Larry Bell became known for his investigations into intangible perceptual phenomena in the 1960s. Bell achieves complex visual effects, creating objects that absorb, transmit, and reflect light. His work is in public collections throughout the world, including The Museum of Modern Art, New York; The Albright-Knox Gallery, Buffalo; Art Institute of Chicago; Solomon R. Guggenheim Museum, New York; Los Angeles County Museum; Massachusetts Institute of Technology, Cambridge; Museum Ludwig, Cologne; San Francisco Museum of Modern Art; Stedelijk Museum, Amsterdam; Tate Gallery, London; Walker Art Center, Minneapolis; and the Whitney Museum of American Art.
Although he is often associated with movements in Los Angeles art, Craig Kauffman's work was always informed by a broad historical knowledge of European painting and Asian art. Often working in series, Kauffman continued to explore unorthodox supports for painting during the 1970s, 80s and 90s. Using materials ranging from fiberglass to silk, Kauffman always maintained a sensuous, high-key use of color. During a six decade career, he has continued to exhibit both in the U. S. and abroad, and most recently in Los Angeles at the Frank Lloyd Gallery. Kauffman's work will be the subject of an exhibition at Sprüth Magers in Berlin during May and June of 2016.

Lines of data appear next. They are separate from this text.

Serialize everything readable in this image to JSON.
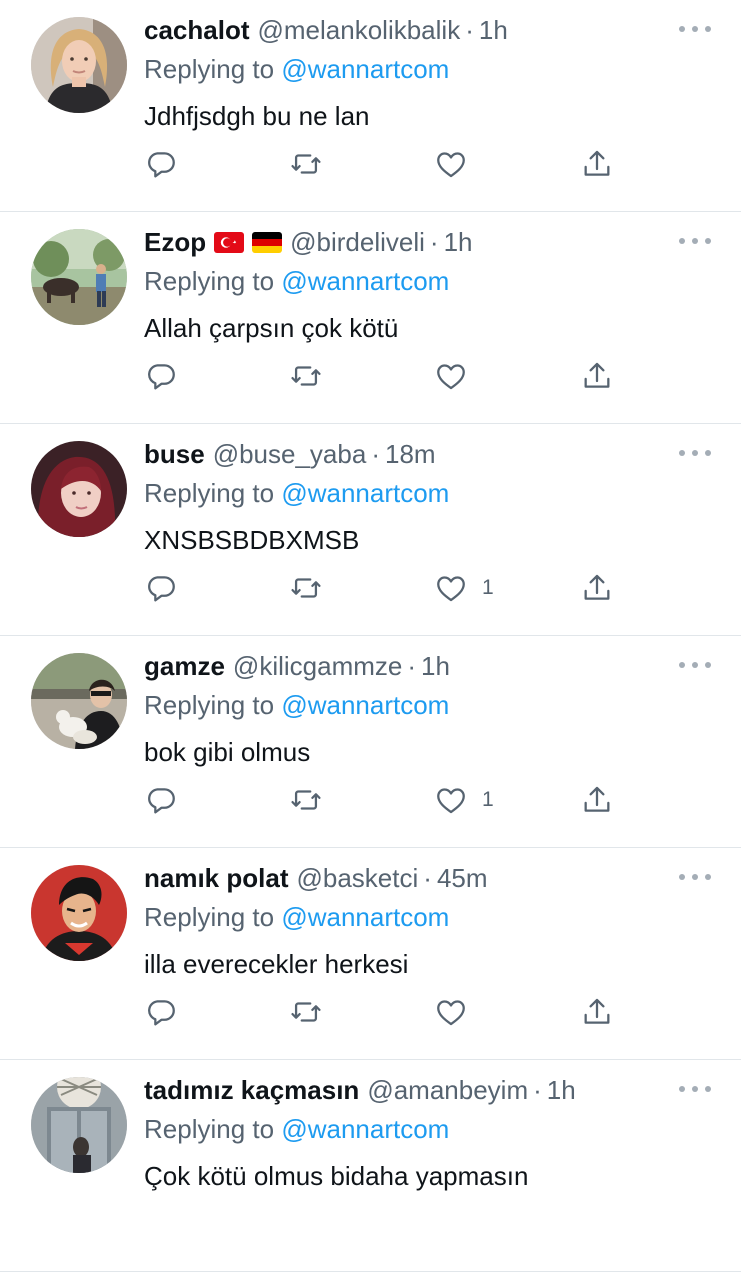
{
  "replies": [
    {
      "name": "cachalot",
      "flags": [],
      "handle": "@melankolikbalik",
      "separator": "·",
      "time": "1h",
      "replying_prefix": "Replying to",
      "replying_to": "@wannartcom",
      "text": "Jdhfjsdgh bu ne lan",
      "like_count": ""
    },
    {
      "name": "Ezop",
      "flags": [
        "turkey-flag-icon",
        "germany-flag-icon"
      ],
      "handle": "@birdeliveli",
      "separator": "·",
      "time": "1h",
      "replying_prefix": "Replying to",
      "replying_to": "@wannartcom",
      "text": "Allah çarpsın çok kötü",
      "like_count": ""
    },
    {
      "name": "buse",
      "flags": [],
      "handle": "@buse_yaba",
      "separator": "·",
      "time": "18m",
      "replying_prefix": "Replying to",
      "replying_to": "@wannartcom",
      "text": "XNSBSBDBXMSB",
      "like_count": "1"
    },
    {
      "name": "gamze",
      "flags": [],
      "handle": "@kilicgammze",
      "separator": "·",
      "time": "1h",
      "replying_prefix": "Replying to",
      "replying_to": "@wannartcom",
      "text": "bok gibi olmus",
      "like_count": "1"
    },
    {
      "name": "namık polat",
      "flags": [],
      "handle": "@basketci",
      "separator": "·",
      "time": "45m",
      "replying_prefix": "Replying to",
      "replying_to": "@wannartcom",
      "text": "illa everecekler herkesi",
      "like_count": ""
    },
    {
      "name": "tadımız kaçmasın",
      "flags": [],
      "handle": "@amanbeyim",
      "separator": "·",
      "time": "1h",
      "replying_prefix": "Replying to",
      "replying_to": "@wannartcom",
      "text": "Çok kötü olmus bidaha yapmasın",
      "like_count": ""
    }
  ],
  "colors": {
    "name": "#0f1419",
    "secondary_text": "#566370",
    "mention": "#1d9bf0",
    "divider": "#e1e6ea",
    "icon": "#566370"
  }
}
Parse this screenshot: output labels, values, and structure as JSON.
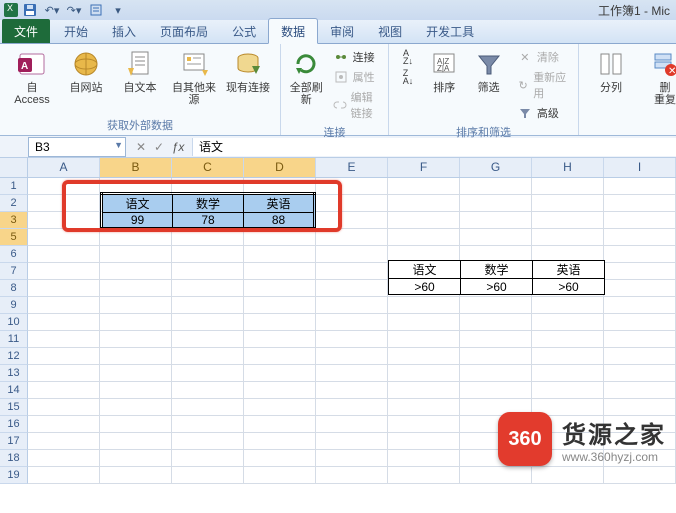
{
  "window": {
    "title": "工作簿1 - Mic"
  },
  "tabs": {
    "file": "文件",
    "items": [
      "开始",
      "插入",
      "页面布局",
      "公式",
      "数据",
      "审阅",
      "视图",
      "开发工具"
    ],
    "active_index": 4
  },
  "ribbon": {
    "group_ext": {
      "label": "获取外部数据",
      "access": "自 Access",
      "web": "自网站",
      "text": "自文本",
      "other": "自其他来源",
      "existing": "现有连接"
    },
    "group_conn": {
      "label": "连接",
      "refresh": "全部刷新",
      "connections": "连接",
      "properties": "属性",
      "editlinks": "编辑链接"
    },
    "group_sort": {
      "label": "排序和筛选",
      "az": "A↓Z",
      "za": "Z↓A",
      "sort": "排序",
      "filter": "筛选",
      "clear": "清除",
      "reapply": "重新应用",
      "advanced": "高级"
    },
    "group_tools": {
      "split": "分列",
      "dedup": "删",
      "repeat": "重复"
    }
  },
  "namebox": {
    "value": "B3"
  },
  "formula": {
    "value": "语文"
  },
  "columns": [
    "A",
    "B",
    "C",
    "D",
    "E",
    "F",
    "G",
    "H",
    "I"
  ],
  "rows": [
    "1",
    "2",
    "3",
    "5",
    "6",
    "7",
    "8",
    "9",
    "10",
    "11",
    "12",
    "13",
    "14",
    "15",
    "16",
    "17",
    "18",
    "19"
  ],
  "selected_cols": [
    "B",
    "C",
    "D"
  ],
  "selected_rows": [
    "3",
    "5"
  ],
  "selection_table": {
    "headers": [
      "语文",
      "数学",
      "英语"
    ],
    "values": [
      "99",
      "78",
      "88"
    ]
  },
  "criteria_table": {
    "headers": [
      "语文",
      "数学",
      "英语"
    ],
    "values": [
      ">60",
      ">60",
      ">60"
    ]
  },
  "watermark": {
    "badge": "360",
    "title": "货源之家",
    "url": "www.360hyzj.com"
  }
}
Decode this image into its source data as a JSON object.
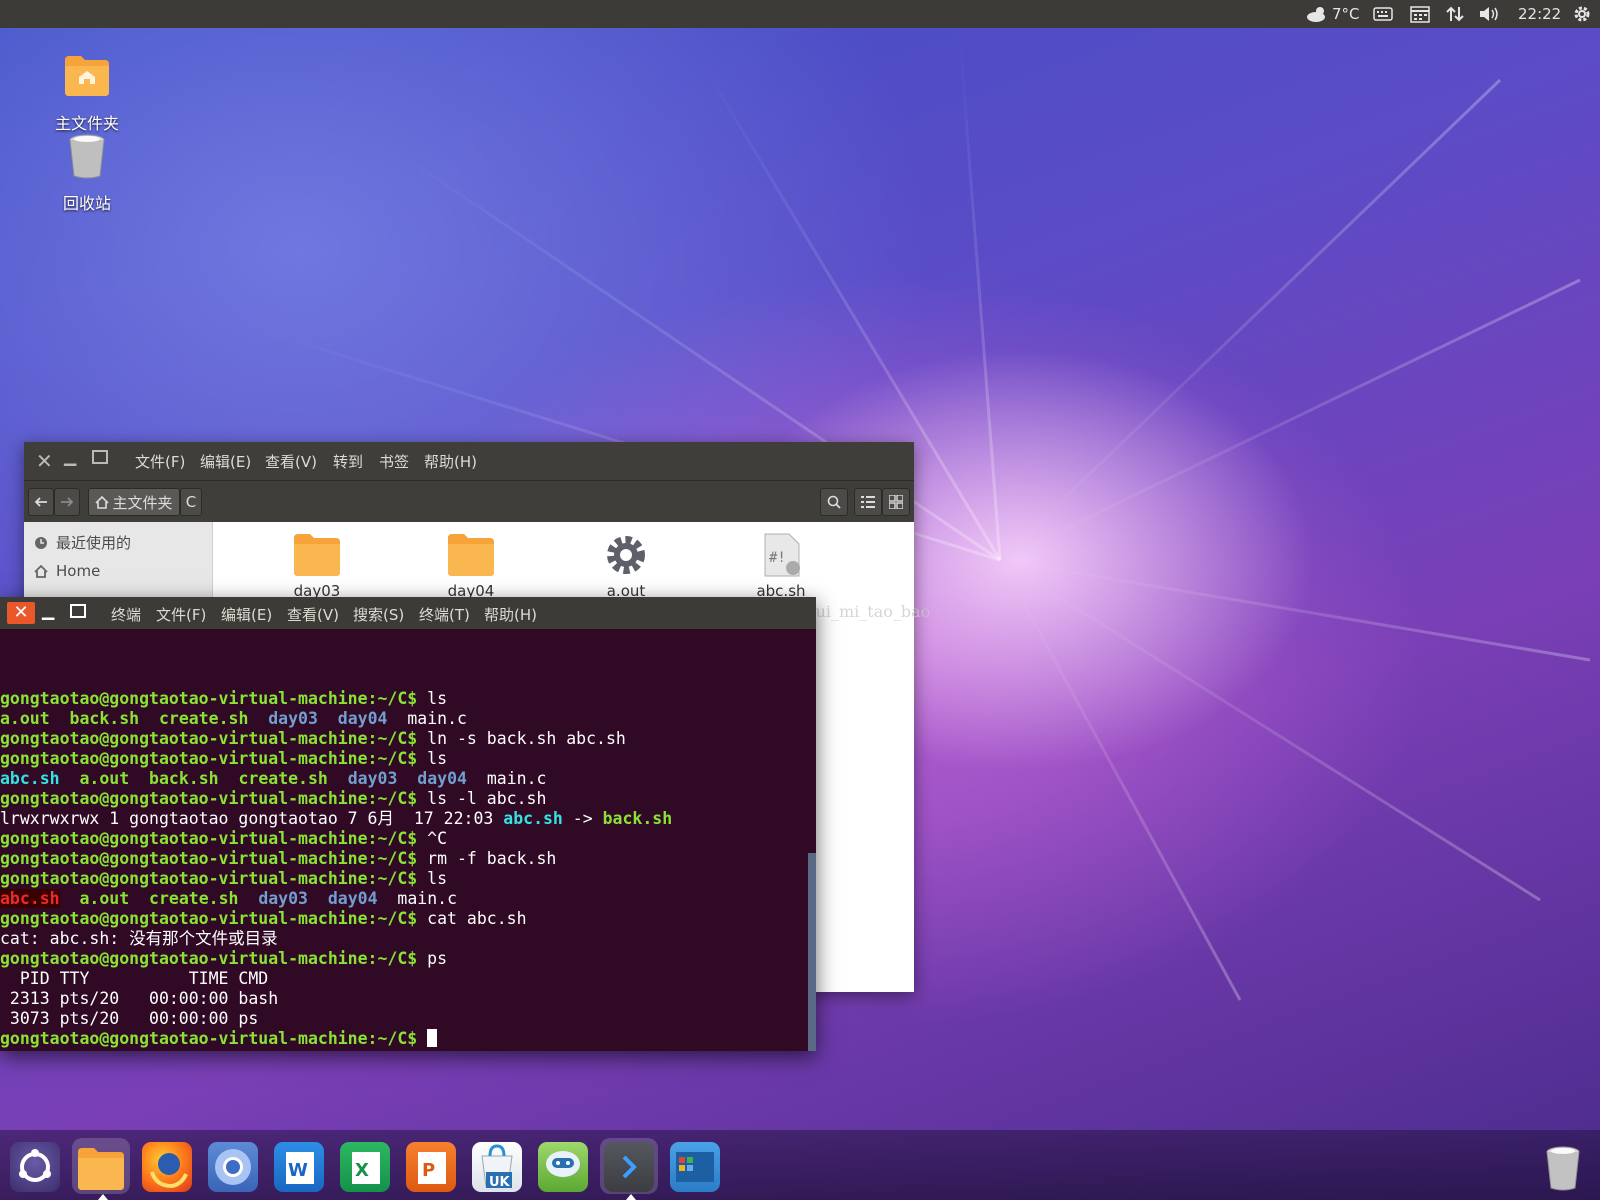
{
  "top_panel": {
    "weather_icon": "cloud-sun-icon",
    "temperature": "7°C",
    "clock": "22:22",
    "indicators": [
      "keyboard-icon",
      "calendar-icon",
      "network-updown-icon",
      "volume-icon",
      "gear-icon"
    ]
  },
  "desktop": {
    "icons": [
      {
        "label": "主文件夹",
        "icon": "home-folder-icon"
      },
      {
        "label": "回收站",
        "icon": "trash-icon"
      }
    ]
  },
  "file_manager": {
    "menu": [
      "文件(F)",
      "编辑(E)",
      "查看(V)",
      "转到",
      "书签",
      "帮助(H)"
    ],
    "breadcrumb": "主文件夹",
    "breadcrumb_next": "C",
    "sidebar": [
      {
        "label": "最近使用的",
        "icon": "clock-icon"
      },
      {
        "label": "Home",
        "icon": "home-icon"
      }
    ],
    "files": [
      {
        "name": "day03",
        "icon": "folder-icon"
      },
      {
        "name": "day04",
        "icon": "folder-icon"
      },
      {
        "name": "a.out",
        "icon": "gear-executable-icon"
      },
      {
        "name": "abc.sh",
        "icon": "script-file-icon"
      }
    ]
  },
  "terminal": {
    "menu": [
      "终端",
      "文件(F)",
      "编辑(E)",
      "查看(V)",
      "搜索(S)",
      "终端(T)",
      "帮助(H)"
    ],
    "prompt": "gongtaotao@gongtaotao-virtual-machine:~/C$",
    "commands": {
      "c1": "ls",
      "c2": "ln -s back.sh abc.sh",
      "c3": "ls",
      "c4": "ls -l abc.sh",
      "c5": "^C",
      "c6": "rm -f back.sh",
      "c7": "ls",
      "c8": "cat abc.sh",
      "c9": "ps"
    },
    "ls1": {
      "a": "a.out",
      "b": "back.sh",
      "c": "create.sh",
      "d": "day03",
      "e": "day04",
      "f": "main.c"
    },
    "ls2": {
      "a": "abc.sh",
      "b": "a.out",
      "c": "back.sh",
      "d": "create.sh",
      "e": "day03",
      "f": "day04",
      "g": "main.c"
    },
    "lsl": {
      "meta": "lrwxrwxrwx 1 gongtaotao gongtaotao 7 6月  17 22:03 ",
      "link": "abc.sh",
      "arrow": " -> ",
      "target": "back.sh"
    },
    "ls3": {
      "a": "abc.sh",
      "b": "a.out",
      "c": "create.sh",
      "d": "day03",
      "e": "day04",
      "f": "main.c"
    },
    "cat_error": "cat: abc.sh: 没有那个文件或目录",
    "ps_header": "  PID TTY          TIME CMD",
    "ps_row1": " 2313 pts/20   00:00:00 bash",
    "ps_row2": " 3073 pts/20   00:00:00 ps"
  },
  "watermark": "http://blog.csdn.net/Shui_mi_tao_bao",
  "dock": {
    "items": [
      "ubuntu-logo-icon",
      "files-icon",
      "firefox-icon",
      "chromium-icon",
      "wps-writer-icon",
      "wps-spreadsheets-icon",
      "wps-presentation-icon",
      "ubuntu-kylin-software-center-icon",
      "ubuntu-kylin-assistant-icon",
      "terminal-icon",
      "workspace-switcher-icon"
    ],
    "trash": "trash-icon"
  },
  "colors": {
    "terminal_bg": "#300a24",
    "prompt_green": "#8ae234",
    "dir_blue": "#729fcf",
    "link_cyan": "#34e2e2",
    "broken_red": "#ef2929",
    "panel_dark": "#3c3b37",
    "close_orange": "#e9572b"
  }
}
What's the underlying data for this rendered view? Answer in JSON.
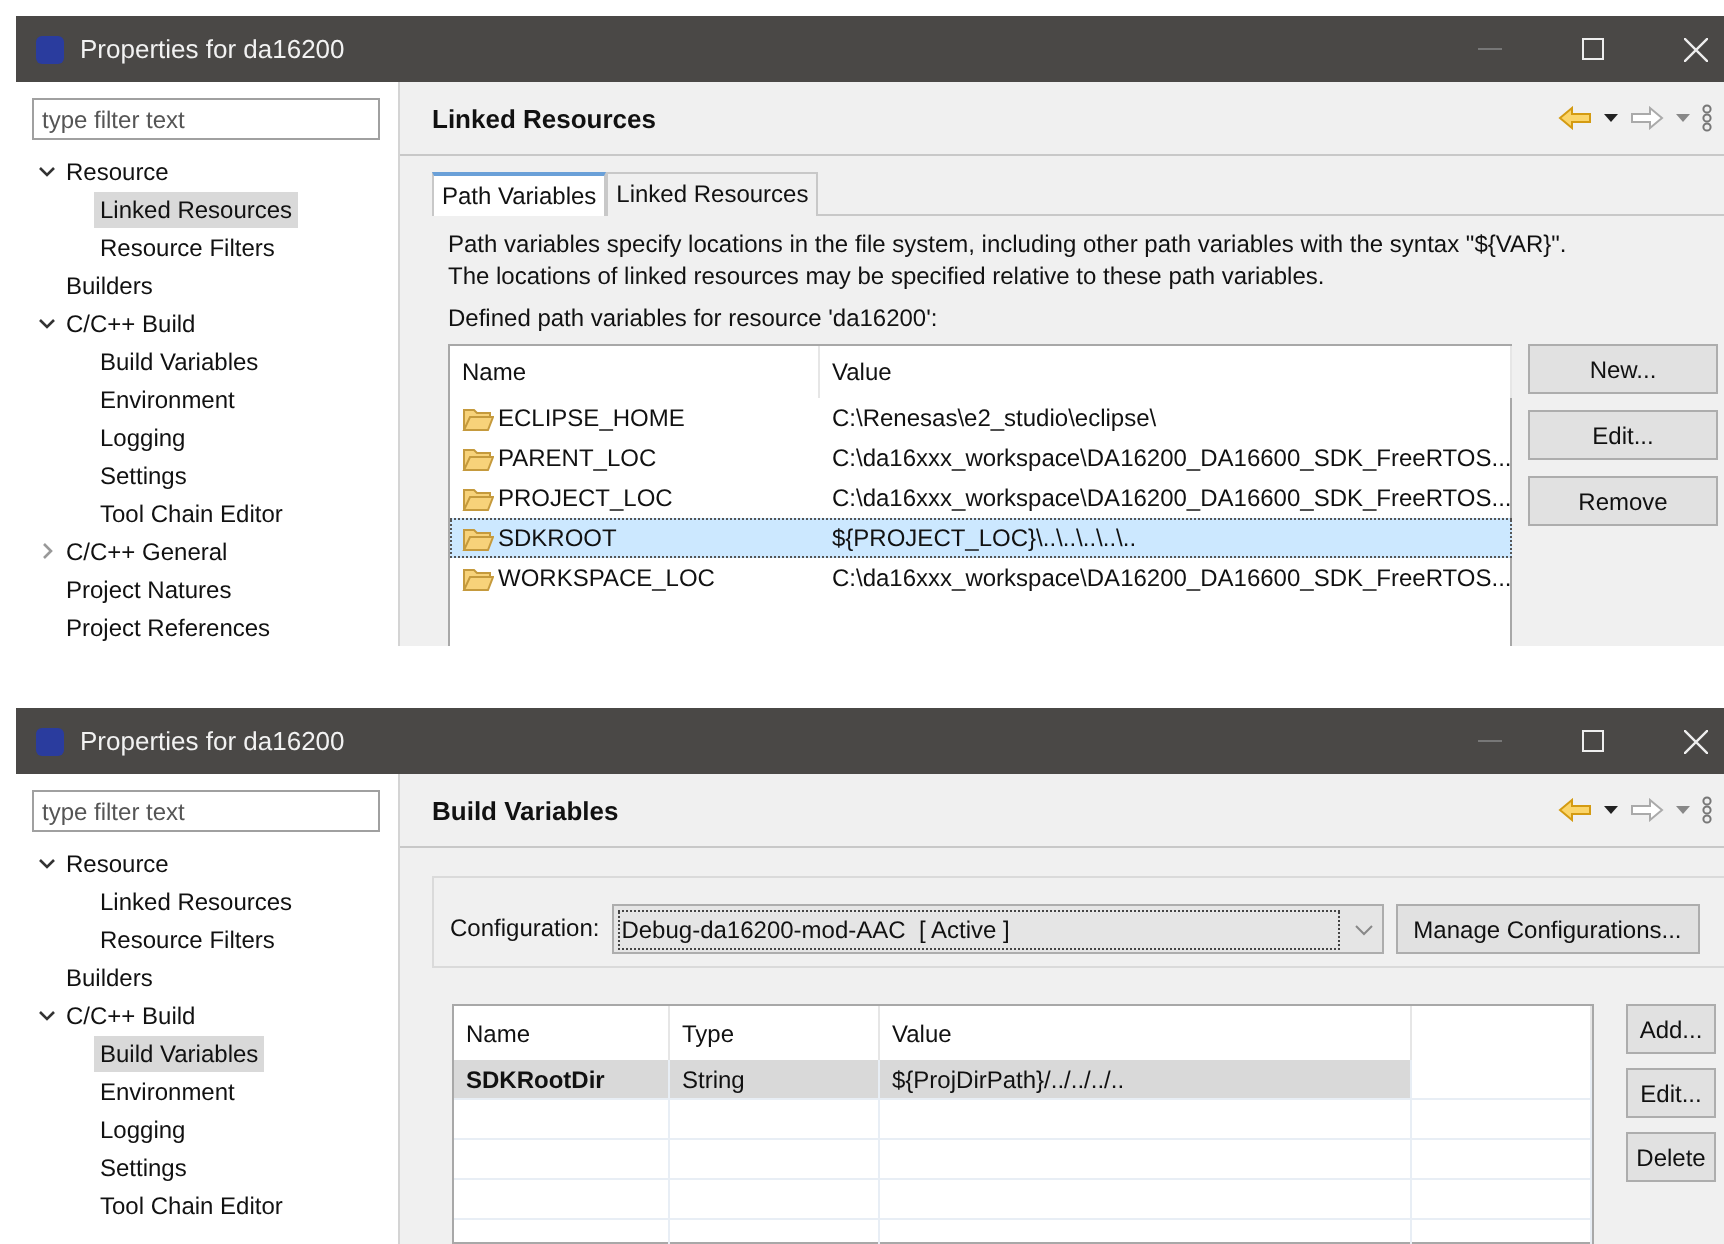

The influence of Peter Voulkos on the field of ceramic art and sculpture is hard to overstate—Roberta Smith described the magnitude of his impact when she wrote "few artists have changed a medium as markedly or as single-handedly as Mr. Voulkos." Voulkos is often credited with contributing to the demolition of the traditional hierarchies between fine arts and craft. His work as an innovator, teacher, and colleague inspired generations of ceramists to push boundaries and find liberation in their medium.